The UMA folks had a fistful of solid reasons for wanting the name change: it better represented UMA’s statewide reach; it gave UMA’s various campuses and centers a single identity; it offered a better marketing tool; and The Maine State University was a catchy name that could give students and faculty more pride in their institution.
This cannot be, according to most trustees and distraught faculty members from other universities within the system. That name, they said, sounds too … good. UMA doesn’t deserve such a name; “state university” should be reserved for research and doctoral institutions.
Within the university community, the distinctions between which campus should be called a university, a state university, a state college or a college probably makes for some lively faculty coffees. Outside that world, few people care. The questions for the trustees was whether they were considering the name change to serve the faculty at other system universities or the public statewide. UMA offered dozens of exceptions from around the country to the general rules for naming universities, suggesting that many other states have concluded that a name should appeal to the public first and to faculty egos considerably later.

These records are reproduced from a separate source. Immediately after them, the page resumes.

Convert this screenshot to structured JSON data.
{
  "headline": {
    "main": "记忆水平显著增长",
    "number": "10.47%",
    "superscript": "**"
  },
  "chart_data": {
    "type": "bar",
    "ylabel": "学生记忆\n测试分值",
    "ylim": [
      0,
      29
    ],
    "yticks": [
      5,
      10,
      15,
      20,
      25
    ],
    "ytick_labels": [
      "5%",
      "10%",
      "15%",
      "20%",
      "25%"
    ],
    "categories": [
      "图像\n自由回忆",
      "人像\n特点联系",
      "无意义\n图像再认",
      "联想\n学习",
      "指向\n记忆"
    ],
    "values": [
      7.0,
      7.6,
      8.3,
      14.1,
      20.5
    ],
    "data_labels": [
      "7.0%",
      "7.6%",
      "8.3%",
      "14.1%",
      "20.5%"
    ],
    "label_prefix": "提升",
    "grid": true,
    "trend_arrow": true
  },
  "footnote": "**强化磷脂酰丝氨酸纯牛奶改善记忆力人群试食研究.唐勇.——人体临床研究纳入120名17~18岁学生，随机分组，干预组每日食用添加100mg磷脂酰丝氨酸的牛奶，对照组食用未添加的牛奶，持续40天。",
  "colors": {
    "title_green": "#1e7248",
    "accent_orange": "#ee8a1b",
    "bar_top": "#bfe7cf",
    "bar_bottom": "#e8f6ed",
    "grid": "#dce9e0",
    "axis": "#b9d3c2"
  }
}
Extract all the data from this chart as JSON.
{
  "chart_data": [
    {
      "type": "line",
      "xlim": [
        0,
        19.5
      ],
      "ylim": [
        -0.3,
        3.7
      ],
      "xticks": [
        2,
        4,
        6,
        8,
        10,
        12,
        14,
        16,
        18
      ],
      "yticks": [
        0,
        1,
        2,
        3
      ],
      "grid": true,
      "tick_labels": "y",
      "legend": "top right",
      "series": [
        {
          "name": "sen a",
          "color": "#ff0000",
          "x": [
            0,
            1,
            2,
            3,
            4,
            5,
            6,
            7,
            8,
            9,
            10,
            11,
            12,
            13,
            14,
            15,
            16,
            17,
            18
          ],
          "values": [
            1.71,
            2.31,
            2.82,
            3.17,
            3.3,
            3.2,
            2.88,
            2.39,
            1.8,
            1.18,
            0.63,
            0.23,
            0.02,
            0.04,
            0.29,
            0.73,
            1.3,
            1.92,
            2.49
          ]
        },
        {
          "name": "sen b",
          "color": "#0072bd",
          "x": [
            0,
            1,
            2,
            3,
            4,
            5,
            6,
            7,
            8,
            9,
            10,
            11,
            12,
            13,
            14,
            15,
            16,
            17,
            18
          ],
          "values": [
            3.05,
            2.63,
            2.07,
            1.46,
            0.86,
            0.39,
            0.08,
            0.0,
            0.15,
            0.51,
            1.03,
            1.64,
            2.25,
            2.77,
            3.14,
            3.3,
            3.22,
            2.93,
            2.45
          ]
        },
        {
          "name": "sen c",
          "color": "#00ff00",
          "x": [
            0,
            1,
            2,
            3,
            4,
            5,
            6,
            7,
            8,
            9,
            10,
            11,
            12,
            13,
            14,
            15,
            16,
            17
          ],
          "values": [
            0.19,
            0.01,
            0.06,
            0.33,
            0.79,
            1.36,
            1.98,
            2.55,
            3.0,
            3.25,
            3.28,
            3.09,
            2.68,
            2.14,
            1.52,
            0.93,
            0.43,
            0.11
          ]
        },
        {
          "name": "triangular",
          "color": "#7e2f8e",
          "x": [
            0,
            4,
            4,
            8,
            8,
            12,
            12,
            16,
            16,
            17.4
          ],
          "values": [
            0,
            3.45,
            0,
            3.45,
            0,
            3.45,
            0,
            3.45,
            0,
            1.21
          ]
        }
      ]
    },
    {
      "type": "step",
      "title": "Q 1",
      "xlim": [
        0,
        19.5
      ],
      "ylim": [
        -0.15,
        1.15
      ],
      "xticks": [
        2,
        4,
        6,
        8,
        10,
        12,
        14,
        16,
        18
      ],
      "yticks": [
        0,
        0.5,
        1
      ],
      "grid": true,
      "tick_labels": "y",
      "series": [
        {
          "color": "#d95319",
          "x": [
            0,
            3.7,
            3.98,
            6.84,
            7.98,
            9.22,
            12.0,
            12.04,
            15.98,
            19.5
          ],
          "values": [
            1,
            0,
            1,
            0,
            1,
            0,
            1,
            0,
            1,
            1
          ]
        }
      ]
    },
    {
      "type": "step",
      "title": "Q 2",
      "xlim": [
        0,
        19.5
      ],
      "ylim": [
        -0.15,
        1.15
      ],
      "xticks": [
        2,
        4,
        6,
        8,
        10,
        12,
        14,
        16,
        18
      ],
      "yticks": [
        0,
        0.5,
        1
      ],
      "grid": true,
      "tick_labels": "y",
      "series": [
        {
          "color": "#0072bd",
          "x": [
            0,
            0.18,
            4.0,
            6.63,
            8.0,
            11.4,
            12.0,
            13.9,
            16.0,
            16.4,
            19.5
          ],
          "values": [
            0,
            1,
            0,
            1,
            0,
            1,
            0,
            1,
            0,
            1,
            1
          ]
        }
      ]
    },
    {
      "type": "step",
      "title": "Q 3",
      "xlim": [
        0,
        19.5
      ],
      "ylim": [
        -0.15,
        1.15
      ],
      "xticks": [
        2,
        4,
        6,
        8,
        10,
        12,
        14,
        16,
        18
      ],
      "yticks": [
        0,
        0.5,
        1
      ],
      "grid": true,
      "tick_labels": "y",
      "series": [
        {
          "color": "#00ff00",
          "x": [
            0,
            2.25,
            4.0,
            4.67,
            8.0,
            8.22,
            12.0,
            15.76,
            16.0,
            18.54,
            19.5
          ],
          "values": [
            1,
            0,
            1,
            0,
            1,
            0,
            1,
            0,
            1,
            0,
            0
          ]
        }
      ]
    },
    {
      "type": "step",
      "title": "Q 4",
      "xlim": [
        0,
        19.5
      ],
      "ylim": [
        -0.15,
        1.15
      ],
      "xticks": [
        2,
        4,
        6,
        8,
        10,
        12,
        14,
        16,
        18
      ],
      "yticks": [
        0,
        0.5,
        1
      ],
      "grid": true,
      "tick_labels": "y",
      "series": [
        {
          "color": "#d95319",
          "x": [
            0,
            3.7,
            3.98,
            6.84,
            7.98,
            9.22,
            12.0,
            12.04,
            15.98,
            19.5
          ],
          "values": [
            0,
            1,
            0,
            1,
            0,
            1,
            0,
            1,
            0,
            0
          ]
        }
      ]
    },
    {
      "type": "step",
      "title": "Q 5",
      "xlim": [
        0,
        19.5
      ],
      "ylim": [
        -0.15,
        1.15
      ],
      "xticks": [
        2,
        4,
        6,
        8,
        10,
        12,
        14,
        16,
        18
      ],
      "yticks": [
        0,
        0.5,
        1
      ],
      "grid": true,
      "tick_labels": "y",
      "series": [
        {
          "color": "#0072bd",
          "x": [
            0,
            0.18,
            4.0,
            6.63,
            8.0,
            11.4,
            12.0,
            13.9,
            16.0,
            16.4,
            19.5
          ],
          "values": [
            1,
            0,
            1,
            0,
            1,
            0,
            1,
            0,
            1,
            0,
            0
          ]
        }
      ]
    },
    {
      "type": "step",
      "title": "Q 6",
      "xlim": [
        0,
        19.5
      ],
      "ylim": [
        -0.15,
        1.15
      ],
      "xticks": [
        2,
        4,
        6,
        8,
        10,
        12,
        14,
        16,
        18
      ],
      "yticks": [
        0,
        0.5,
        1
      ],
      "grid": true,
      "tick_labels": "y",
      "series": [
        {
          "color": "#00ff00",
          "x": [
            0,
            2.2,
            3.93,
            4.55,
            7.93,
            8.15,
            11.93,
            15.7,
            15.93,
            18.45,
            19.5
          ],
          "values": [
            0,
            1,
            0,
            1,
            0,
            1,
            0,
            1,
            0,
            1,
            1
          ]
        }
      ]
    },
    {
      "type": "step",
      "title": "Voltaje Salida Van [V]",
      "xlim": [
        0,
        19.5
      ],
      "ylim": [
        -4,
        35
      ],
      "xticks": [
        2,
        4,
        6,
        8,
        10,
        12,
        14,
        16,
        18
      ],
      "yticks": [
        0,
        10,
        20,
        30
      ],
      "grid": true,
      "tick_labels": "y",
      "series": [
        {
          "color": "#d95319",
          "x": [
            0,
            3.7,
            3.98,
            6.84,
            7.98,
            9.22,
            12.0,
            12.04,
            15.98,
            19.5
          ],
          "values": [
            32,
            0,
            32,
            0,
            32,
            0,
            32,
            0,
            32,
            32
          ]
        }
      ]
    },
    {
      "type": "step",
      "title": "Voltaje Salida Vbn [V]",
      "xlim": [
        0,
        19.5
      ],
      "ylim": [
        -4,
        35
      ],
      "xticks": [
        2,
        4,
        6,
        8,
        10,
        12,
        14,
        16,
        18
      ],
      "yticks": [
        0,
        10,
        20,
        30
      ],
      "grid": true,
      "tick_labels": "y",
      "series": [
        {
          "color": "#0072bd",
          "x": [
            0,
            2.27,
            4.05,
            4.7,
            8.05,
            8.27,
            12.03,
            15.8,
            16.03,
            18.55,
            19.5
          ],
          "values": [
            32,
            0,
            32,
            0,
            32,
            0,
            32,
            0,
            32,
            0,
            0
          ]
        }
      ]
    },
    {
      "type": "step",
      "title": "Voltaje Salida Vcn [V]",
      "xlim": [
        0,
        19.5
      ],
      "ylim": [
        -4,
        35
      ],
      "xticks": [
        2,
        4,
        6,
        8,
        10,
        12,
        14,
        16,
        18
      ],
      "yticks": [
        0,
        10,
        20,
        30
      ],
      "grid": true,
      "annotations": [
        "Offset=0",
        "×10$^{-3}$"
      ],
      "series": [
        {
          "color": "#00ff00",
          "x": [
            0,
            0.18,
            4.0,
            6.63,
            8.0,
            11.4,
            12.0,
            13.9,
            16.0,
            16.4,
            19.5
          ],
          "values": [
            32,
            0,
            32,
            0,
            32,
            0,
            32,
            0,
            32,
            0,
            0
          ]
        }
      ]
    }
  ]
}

When it was clear Monday that UMA did not have the votes to start ordering Maine State University stationery, trustee Duke Albanese, the commissioner of education, suggested the study committee, saving at least the possibility of an improved name, if not the one UMA originally wanted. It will be the committee’s job to devise a name good enough to benefit UMA but not so good as to threaten the members of other system universities.
Name changes in recent years at the University of Maine and the University of Southern Maine helped those schools build identities in the state and beyond. Trustees will reconsider in November whether UMA, which has been shortchanged and overlooked for years within the system, will get an equal chance to succeed.